History and Mythology:
Garlic is the name given to the leek (herb) with gar (spear) shaped leaves and phallic flowers. Perhaps referring to the belief that garlic imparts warlike properties and raises passion. Its Latin name Allium sativum is derived from al = burning, sativum= harvested. It is uncertain exactly where it originated but it is believed to be from either Central Asia and/or Siberia.
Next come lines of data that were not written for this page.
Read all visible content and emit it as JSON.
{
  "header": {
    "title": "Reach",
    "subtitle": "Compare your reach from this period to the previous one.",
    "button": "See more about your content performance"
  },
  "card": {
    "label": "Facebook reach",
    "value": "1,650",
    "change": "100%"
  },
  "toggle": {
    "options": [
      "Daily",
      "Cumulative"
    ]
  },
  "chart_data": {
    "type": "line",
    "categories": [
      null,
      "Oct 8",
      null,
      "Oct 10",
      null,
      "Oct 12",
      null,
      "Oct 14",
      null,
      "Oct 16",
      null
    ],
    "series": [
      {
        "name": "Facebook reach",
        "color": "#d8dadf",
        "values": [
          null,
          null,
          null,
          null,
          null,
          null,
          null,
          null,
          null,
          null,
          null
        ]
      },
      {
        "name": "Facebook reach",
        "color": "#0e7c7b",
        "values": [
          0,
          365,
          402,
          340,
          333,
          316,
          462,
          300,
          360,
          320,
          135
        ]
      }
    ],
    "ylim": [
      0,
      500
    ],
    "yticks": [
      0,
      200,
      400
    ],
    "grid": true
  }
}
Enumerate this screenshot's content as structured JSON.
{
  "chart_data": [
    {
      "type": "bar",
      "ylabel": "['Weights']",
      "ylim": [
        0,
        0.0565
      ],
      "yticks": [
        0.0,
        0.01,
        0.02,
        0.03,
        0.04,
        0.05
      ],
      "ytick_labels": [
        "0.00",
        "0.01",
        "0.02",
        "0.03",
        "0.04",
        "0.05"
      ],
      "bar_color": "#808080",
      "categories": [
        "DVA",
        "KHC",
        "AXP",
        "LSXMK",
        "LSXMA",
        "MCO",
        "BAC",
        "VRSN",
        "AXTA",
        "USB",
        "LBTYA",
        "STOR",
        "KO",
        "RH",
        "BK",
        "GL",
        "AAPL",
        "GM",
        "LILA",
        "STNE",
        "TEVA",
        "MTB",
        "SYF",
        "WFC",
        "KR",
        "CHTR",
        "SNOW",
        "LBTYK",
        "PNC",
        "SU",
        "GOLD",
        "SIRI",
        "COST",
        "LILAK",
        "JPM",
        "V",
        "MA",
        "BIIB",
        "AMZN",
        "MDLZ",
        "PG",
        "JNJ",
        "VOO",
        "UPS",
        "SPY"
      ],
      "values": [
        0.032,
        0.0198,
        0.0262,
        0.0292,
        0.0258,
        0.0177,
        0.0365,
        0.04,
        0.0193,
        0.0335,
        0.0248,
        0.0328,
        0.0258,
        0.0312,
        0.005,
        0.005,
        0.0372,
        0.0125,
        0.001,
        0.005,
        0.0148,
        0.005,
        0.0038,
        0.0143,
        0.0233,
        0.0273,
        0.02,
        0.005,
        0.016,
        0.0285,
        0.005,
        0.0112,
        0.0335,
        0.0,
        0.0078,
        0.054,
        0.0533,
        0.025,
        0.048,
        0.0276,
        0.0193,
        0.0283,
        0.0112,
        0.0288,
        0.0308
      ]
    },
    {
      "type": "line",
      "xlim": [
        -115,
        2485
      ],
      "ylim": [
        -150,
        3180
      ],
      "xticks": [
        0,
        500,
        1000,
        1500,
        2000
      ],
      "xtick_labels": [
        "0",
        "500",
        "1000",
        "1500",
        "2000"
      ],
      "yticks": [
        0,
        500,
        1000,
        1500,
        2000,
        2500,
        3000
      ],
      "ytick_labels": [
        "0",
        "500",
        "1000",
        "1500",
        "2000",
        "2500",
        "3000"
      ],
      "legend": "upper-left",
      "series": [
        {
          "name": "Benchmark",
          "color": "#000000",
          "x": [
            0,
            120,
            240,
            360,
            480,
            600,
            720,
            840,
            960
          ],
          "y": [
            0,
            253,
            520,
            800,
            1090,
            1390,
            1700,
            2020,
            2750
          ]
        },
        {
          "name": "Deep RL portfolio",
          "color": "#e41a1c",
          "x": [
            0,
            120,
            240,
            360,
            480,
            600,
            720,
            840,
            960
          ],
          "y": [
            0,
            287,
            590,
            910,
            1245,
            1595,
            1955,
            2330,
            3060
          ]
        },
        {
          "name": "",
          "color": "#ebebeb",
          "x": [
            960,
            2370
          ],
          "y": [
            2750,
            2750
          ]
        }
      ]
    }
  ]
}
William Harvey who published a revolutionary book The Motion of Blood in 1628, was intrigued by a folk remedy for colds which placed a clove of garlic in the stockings overnight. This generally led to the smell of garlic on the patient’s breath the next morning, and reinforced his ideas of how blood circulated around the body. The other well-known connection between garlic and blood is the herb’s traditional property of repelling vampires.
Garlic was also reported to destroy a magnet’s power of attraction. Galen described it as the rustic’s theriac, (meaning heal-all or antidote to poison). Garlic has been used for thousands of years for both culinary and medicinal purposes all over the world.